At the XVI Winter X Games Maltais won her first medal which came as the gold and X Games champion in 2012. She had followed this with several successes on the World Cup tour that year, including a home nation victory at Blue Mountain. This victory, among others, helped propel her to her second straight Crystal Globe championship as the overall winner on the FIS tour. Success continued further into the following season where Maltais again won several events, in the early stages. Maltais would also find further accomplishment by winning the silver at the 2013 World Snowboarding Championships which took place in her home province of Quebec. There she would place second, finishing familiarly behind teammate Ricker who won her first World Championship gold medal there.

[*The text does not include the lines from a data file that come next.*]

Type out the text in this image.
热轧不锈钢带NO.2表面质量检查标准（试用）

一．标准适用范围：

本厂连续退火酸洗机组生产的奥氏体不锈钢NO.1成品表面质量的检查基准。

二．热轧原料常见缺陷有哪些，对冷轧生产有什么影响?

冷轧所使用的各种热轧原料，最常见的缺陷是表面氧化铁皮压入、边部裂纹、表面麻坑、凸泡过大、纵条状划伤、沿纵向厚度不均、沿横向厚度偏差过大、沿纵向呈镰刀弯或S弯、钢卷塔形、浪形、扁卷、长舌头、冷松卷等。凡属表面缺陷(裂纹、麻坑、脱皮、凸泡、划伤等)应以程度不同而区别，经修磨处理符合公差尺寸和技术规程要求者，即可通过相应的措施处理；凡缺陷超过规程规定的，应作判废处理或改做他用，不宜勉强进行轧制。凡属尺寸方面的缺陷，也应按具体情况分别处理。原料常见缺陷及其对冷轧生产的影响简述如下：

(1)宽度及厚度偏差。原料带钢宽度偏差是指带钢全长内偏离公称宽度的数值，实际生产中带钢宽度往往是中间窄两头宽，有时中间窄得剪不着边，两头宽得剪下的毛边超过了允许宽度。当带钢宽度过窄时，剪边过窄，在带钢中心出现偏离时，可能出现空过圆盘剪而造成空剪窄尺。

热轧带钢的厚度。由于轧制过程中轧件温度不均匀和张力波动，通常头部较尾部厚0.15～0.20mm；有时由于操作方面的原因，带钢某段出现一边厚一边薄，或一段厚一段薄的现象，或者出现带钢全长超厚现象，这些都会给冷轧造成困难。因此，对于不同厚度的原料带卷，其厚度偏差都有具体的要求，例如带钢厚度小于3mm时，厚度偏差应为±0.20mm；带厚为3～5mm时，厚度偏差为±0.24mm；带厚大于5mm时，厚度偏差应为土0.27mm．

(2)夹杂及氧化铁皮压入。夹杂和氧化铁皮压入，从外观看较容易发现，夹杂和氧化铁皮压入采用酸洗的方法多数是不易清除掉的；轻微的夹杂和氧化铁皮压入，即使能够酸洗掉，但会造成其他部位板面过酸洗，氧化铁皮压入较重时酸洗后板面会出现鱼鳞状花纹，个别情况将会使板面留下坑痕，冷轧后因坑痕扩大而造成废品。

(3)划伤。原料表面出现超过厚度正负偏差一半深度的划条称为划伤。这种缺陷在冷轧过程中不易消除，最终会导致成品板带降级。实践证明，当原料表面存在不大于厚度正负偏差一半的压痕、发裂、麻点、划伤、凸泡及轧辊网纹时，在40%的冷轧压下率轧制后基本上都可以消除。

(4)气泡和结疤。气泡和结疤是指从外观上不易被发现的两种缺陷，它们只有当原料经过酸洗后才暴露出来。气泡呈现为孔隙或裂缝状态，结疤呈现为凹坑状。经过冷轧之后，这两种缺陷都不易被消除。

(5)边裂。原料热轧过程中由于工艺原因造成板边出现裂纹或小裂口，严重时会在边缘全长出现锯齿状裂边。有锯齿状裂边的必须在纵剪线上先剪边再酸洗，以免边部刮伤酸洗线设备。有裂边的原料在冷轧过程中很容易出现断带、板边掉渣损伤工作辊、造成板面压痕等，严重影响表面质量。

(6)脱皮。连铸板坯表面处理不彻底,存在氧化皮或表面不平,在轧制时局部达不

Maltais went into the 2014 Winter Olympics as a strong medal contender with her results in the 2013–14 FIS Snowboard World Cup. At the Olympics, she qualified easily, Maltais was looking for some redemption from the previous Olympics where she crashed out in Vancouver. She qualified through from the semi's when, after a tough battle for the second position, Lindsey Jacobellis crashed when she was way out in front. This allowed for Maltais to enter the final. In that event, Eva Samkova who had dominated the event, from her fastest qualifying position through to the final, won gold but Maltais followed her through for silver.

==Personal==
Her father is the mayor of Petite-Rivière-Saint-François, her birthplace and hometown where she also fulfills her career as a firefighter.